I said it once, and I'll say it again
As someone that once worked on CALEA at NSN, if Nokia Siemens Networks developed the sort of tapping ability they're talking about, they would be making much more money then they do now.
MEPs singled out Nokia Siemens for criticism over selling censorship and surveillance systems to Iran on Wednesday, charges the networking firm said are unfounded. A European Union Parliament resolution "strongly criticizes international companies, and notably Nokia/Siemens, for providing the Iranian authorities with the …
While the MEPs are at it, could they also complain about the same way that this is being used against residents of the EU (who they are supposed to represent, not Iran!)
It seems that there are several companies either making, or allowing the use of systems for censorship and surveillance of individuals and their freedoms for no other reason than they don't agree with their point of view.
So, it's perfectly okay for the EU to use agreed upon 3GPP standards for legal intercept but it not's okay for Iran? From my understanding of other countries, it's pretty much a legal requirement that the authorities can intercept calls, subscriber movements, text messages, etc. ... and if they can't then there's big trouble. Or am I mistaken and 3GPP standards apply only to "nice" countries?
Lawful Intercept has been part of the GSM spec for how long now?
These MEPs haven't a clue what they're talking about, it should be fairly easy for El Reg to show them how their own countries have used the exact same technologies on their own citizens.
I'm looking at you Britain.
"A European Union Parliament resolution "strongly criticizes international companies, and notably Nokia/Siemens, for providing the Iranian authorities with the necessary censorship and surveillance technology, thus being instrumental to persecution and arrests of Iranian dissidents"."
Pot, meet the kettle. MEPs are using exactly same hardware for exactly same purposes _in EU_.
Call it "searching for IP infringers" or whatever, basic facts won't change: It's surveillance and censorship. Same suppliers also.
Nobody wonders who were the first customers ordering these equipment from Nokia Siemens? First UK, then the rest of the EU, mandated by a UK-orchestrated directive.
Now selling same stuff to elsewhere is worth condemnation? MEPs seem to be double-standard, BS-talking hypocrites, who ought to be shot.
Hardly a news, unfortunately.
"Legitimate" == legal.
When discussing governments, the word is meaningless, as governments define themselves as "legitimate". Hitler and Stalin were both legitimate, as Hamas in Gaza is legitimate. If the people have chosen these governments, the people are responsible for the consequences. Certainly that is the position of Hamas vis-a-vis the people of Israel.
Having lit the blue touch-paper, I shall now retire a safe distance.
"If the people have chosen these governments, the people are responsible for the consequences. "

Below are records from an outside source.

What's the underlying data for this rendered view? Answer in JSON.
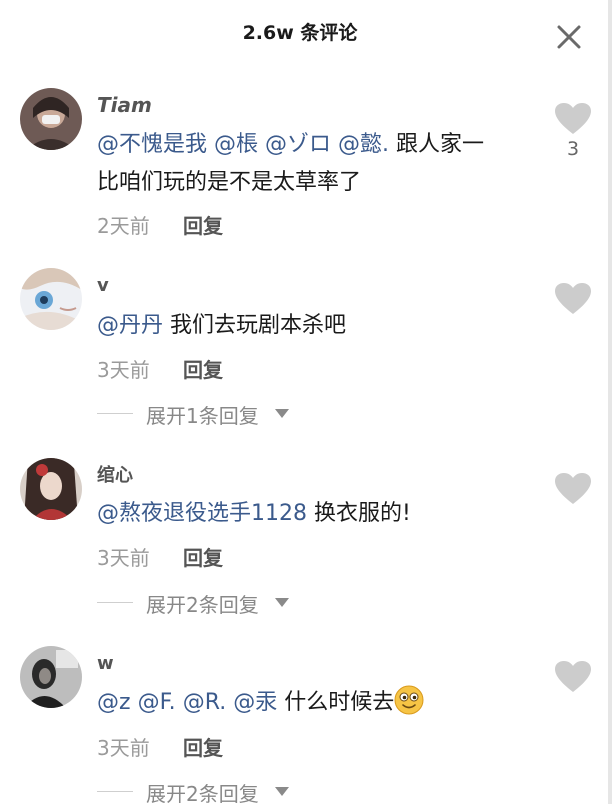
{
  "header": {
    "title": "2.6w 条评论",
    "close_icon": "close-icon"
  },
  "comments": [
    {
      "username": "Tiam",
      "mentions": [
        "@不愧是我",
        "@棖",
        "@ゾロ",
        "@懿."
      ],
      "text_line1_rest": "跟人家一",
      "text_line2": "比咱们玩的是不是太草率了",
      "time": "2天前",
      "reply": "回复",
      "likes": "3"
    },
    {
      "username": "v",
      "mentions": [
        "@丹丹"
      ],
      "text": "我们去玩剧本杀吧",
      "time": "3天前",
      "reply": "回复",
      "expand": "展开1条回复"
    },
    {
      "username": "绾心",
      "mentions": [
        "@熬夜退役选手1128"
      ],
      "text": "换衣服的!",
      "time": "3天前",
      "reply": "回复",
      "expand": "展开2条回复"
    },
    {
      "username": "w",
      "mentions": [
        "@z",
        "@F.",
        "@R.",
        "@汞"
      ],
      "text": "什么时候去",
      "emoji": "smiling-face-emoji",
      "time": "3天前",
      "reply": "回复",
      "expand": "展开2条回复"
    }
  ],
  "colors": {
    "mention": "#3b5a8c",
    "like_icon": "#cccccc",
    "meta": "#9a9a9a"
  }
}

When every choice on the ballot paper is hell bent on increasing government surveillance, the people's choice (sic) is totally irrelevant.

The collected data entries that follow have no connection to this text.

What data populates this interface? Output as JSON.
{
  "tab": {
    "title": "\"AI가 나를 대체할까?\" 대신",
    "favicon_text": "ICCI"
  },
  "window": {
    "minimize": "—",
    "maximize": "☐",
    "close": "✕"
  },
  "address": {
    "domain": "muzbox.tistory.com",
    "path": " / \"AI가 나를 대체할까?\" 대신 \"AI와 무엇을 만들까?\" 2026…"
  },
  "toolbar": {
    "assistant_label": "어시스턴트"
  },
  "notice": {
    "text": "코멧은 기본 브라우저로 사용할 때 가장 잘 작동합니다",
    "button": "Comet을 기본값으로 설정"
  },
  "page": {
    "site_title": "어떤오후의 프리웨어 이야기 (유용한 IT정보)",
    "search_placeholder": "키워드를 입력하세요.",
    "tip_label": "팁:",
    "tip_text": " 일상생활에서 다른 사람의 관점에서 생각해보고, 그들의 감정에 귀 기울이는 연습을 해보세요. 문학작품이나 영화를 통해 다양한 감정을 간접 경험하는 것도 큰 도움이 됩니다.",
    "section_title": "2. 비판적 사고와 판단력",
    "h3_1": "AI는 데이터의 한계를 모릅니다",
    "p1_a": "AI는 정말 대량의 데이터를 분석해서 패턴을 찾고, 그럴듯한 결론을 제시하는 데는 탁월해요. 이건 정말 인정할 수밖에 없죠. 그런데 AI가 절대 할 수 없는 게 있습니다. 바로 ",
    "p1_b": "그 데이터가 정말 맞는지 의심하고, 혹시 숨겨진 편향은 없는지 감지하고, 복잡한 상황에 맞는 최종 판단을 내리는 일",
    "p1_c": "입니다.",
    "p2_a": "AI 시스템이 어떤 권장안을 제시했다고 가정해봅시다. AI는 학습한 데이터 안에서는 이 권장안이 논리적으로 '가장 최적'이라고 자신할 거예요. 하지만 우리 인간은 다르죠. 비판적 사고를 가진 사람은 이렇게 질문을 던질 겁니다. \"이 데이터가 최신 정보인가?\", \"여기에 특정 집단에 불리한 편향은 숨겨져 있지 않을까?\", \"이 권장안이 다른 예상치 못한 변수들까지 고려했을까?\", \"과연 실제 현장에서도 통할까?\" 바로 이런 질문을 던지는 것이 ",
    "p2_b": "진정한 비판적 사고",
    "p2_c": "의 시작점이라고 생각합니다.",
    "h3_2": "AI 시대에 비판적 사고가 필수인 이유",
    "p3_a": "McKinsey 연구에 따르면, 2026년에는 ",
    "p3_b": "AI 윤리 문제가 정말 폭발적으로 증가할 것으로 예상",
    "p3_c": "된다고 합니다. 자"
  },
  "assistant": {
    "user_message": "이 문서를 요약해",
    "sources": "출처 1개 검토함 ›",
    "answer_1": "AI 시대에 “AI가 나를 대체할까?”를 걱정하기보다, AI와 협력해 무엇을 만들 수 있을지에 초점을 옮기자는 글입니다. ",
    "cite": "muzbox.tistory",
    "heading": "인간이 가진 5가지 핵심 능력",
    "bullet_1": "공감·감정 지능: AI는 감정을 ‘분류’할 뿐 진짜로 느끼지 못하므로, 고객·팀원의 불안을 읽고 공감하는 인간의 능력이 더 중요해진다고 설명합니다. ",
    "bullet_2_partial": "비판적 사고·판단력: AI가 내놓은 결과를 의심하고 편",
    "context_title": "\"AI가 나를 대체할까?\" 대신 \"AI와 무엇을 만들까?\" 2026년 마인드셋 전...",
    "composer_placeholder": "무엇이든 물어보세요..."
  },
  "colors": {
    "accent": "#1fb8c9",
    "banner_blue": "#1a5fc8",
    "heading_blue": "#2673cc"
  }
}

Nokia/Siemens must have upset some European government to be taking this sort of flak.
I looked it up in the dictionary. Legitimate is also rightful: legitimate sovereign, so it's more than just 'legal'. The Iranian people hasn't just 'chosen' its government, it kicked out the Old Guard, and replaced it with a revolutionary one. How much more 'legitimate' do you want it to be?
And yes, the Iranian people is responsible for the consequences, not Nokia/Siemens. That was actually my point.